Deri Andrade. (Deri Andrade/Divulgação)

Esse é o primeiro projeto para mapear artistas negres pelo Brasil?
Antes de o Projeto Afro ser lançado, outras iniciativas que pretendem também fazer um mapeamento já existiam para discutir essas questões. Algumas delas foram referências para mim, inclusive. O Menelick 2° Ato, revista independente de São Paulo que também trata da questão racial de forma mais abrangente, falam da cultura negra, afrobrasileira, não só no recorte das artes visuais. O AfroTranscendence, que aconteceu em 2015, que também fez uma curadoria com alguns artistas em vídeos, entrevistas e outras publicações só com artistas negros e negras. Tem também a MUNA, que foi um projeto realizado por artistas negras brasileiras que fazem uma pesquisa sobre a questão da mulher negra nas galerias de arte, nos espaços institucionais, mostra onde elas estão atuando.
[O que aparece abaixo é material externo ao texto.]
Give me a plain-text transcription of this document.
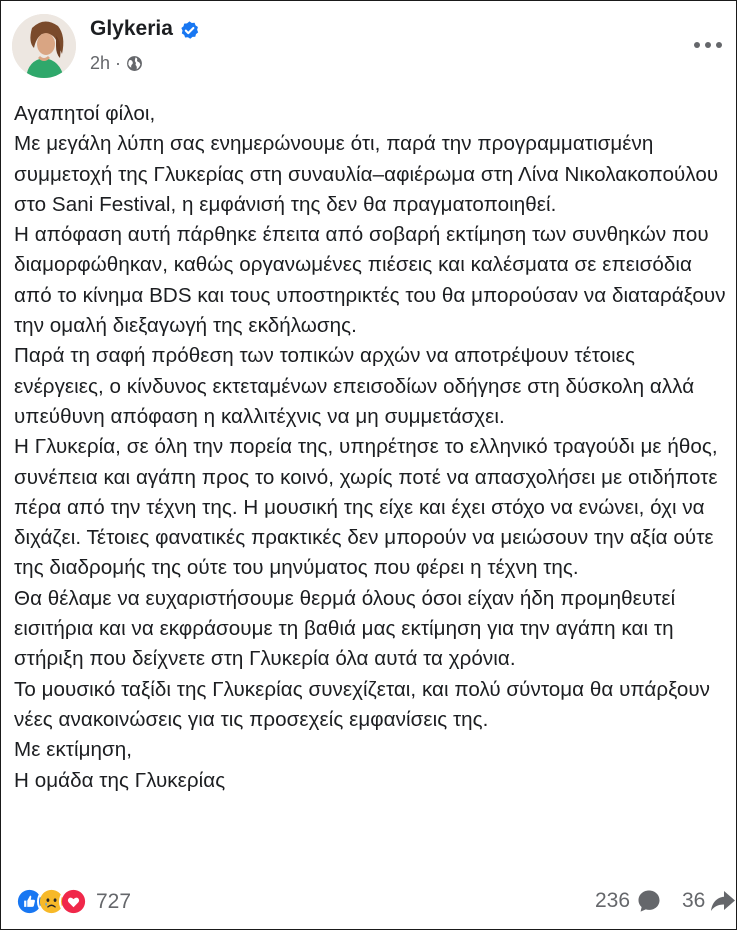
Glykeria
2h ·

Αγαπητοί φίλοι,

Με μεγάλη λύπη σας ενημερώνουμε ότι, παρά την προγραμματισμένη συμμετοχή της Γλυκερίας στη συναυλία–αφιέρωμα στη Λίνα Νικολακοπούλου στο Sani Festival, η εμφάνισή της δεν θα πραγματοποιηθεί.

Η απόφαση αυτή πάρθηκε έπειτα από σοβαρή εκτίμηση των συνθηκών που διαμορφώθηκαν, καθώς οργανωμένες πιέσεις και καλέσματα σε επεισόδια από το κίνημα BDS και τους υποστηρικτές του θα μπορούσαν να διαταράξουν την ομαλή διεξαγωγή της εκδήλωσης.

Παρά τη σαφή πρόθεση των τοπικών αρχών να αποτρέψουν τέτοιες ενέργειες, ο κίνδυνος εκτεταμένων επεισοδίων οδήγησε στη δύσκολη αλλά υπεύθυνη απόφαση η καλλιτέχνις να μη συμμετάσχει.

Η Γλυκερία, σε όλη την πορεία της, υπηρέτησε το ελληνικό τραγούδι με ήθος, συνέπεια και αγάπη προς το κοινό, χωρίς ποτέ να απασχολήσει με οτιδήποτε πέρα από την τέχνη της. Η μουσική της είχε και έχει στόχο να ενώνει, όχι να διχάζει. Τέτοιες φανατικές πρακτικές δεν μπορούν να μειώσουν την αξία ούτε της διαδρομής της ούτε του μηνύματος που φέρει η τέχνη της.

Θα θέλαμε να ευχαριστήσουμε θερμά όλους όσοι είχαν ήδη προμηθευτεί εισιτήρια και να εκφράσουμε τη βαθιά μας εκτίμηση για την αγάπη και τη στήριξη που δείχνετε στη Γλυκερία όλα αυτά τα χρόνια.

Το μουσικό ταξίδι της Γλυκερίας συνεχίζεται, και πολύ σύντομα θα υπάρξουν νέες ανακοινώσεις για τις προσεχείς εμφανίσεις της.

Με εκτίμηση,

Η ομάδα της Γλυκερίας

727	236 36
E também tem o projeto Dúdus, que aconteceu em paralelo com o Projeto Afro e faz também essa curadoria de artistas negros pensando na questão do afrofuturismo, na questão de gênero – eles, infelizmente, não estão mais ativos nas redes sociais, mas é importante citá-los. Não sei se o Projeto Afro é o primeiro do Brasil nesse sentido, mas essa organização de informações, ideias, conteúdos e dados eu acredito que seja a primeira vez que vemos por aqui.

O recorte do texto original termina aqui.